WISE Lab., Division of Information and Computer Engineering, Ajou University, Suwon, Kyeonggi 443-749, Korea.
IEEE/ACM Trans Comput Biol Bioinform. 2011 Mar-Apr;8(2):316-25. doi: 10.1109/TCBB.2010.96.
In biomedical data, the imbalanced data problem occurs frequently and causes poor prediction performance for minority classes. It is because the trained classifiers are mostly derived from the majority class. In this paper, we describe an ensemble learning method combined with active example selection to resolve the imbalanced data problem. Our method consists of three key components: 1) an active example selection algorithm to choose informative examples for training the classifier, 2) an ensemble learning method to combine variations of classifiers derived by active example selection, and 3) an incremental learning scheme to speed up the iterative training procedure for active example selection. We evaluate the method on six real-world imbalanced data sets in biomedical domains, showing that the proposed method outperforms both the random under sampling and the ensemble with under sampling methods. Compared to other approaches to solving the imbalanced data problem, our method excels by 0.03-0.15 points in AUC measure.

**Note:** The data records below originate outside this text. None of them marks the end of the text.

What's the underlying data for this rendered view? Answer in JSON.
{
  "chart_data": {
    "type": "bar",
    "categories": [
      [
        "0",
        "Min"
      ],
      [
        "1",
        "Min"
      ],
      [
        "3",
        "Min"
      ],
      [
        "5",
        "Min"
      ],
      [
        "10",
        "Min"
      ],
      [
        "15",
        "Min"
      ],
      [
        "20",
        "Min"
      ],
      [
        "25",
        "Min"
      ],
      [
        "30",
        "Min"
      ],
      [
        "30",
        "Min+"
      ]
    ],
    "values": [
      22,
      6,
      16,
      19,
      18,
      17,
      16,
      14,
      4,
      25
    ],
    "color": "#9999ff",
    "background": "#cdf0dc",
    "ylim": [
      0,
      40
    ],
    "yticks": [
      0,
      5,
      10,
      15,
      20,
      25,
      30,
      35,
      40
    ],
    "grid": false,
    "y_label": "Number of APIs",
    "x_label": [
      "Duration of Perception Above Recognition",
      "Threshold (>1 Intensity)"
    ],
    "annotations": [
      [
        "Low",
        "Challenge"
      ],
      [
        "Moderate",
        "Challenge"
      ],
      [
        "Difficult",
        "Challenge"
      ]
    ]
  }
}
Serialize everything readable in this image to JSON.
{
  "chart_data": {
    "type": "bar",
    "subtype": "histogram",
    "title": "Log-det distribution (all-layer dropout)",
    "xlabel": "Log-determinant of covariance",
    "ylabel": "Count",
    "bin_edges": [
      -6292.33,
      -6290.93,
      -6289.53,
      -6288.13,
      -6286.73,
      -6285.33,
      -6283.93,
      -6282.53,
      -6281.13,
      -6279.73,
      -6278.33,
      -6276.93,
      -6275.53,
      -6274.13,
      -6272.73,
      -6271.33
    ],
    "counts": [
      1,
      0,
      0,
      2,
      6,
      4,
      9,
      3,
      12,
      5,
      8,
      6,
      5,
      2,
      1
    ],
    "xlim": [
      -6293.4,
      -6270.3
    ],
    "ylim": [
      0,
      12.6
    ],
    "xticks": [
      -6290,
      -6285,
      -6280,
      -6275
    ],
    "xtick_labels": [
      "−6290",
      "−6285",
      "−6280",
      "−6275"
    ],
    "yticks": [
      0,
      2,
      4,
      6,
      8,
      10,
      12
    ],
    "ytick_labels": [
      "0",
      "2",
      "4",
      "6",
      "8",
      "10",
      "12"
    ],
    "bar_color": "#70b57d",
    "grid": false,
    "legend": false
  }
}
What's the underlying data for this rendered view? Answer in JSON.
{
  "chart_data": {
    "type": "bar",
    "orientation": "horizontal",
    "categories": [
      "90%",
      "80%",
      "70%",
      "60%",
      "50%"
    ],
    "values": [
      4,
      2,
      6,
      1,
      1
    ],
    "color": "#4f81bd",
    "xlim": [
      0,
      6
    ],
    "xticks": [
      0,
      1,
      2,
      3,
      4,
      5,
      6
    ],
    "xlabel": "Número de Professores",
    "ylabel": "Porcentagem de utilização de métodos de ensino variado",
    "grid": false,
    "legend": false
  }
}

在生物医学数据中,不平衡数据问题经常出现,导致少数类别的预测性能较差。这是因为训练有素的分类器主要来自多数类。在本文中,我们描述了一种结合主动示例选择的集成学习方法来解决不平衡数据问题。我们的方法由三个关键组件组成:1)主动示例选择算法,用于选择有信息的示例来训练分类器;2)集成学习方法,用于结合由主动示例选择生成的分类器的变化;3)增量学习方案,用于加速主动示例选择的迭代训练过程。我们在六个生物医学领域的真实不平衡数据集上评估了该方法,表明所提出的方法优于随机欠采样和集成欠采样方法。与其他解决不平衡数据问题的方法相比,我们的方法在 AUC 度量上高出 0.03-0.15 分。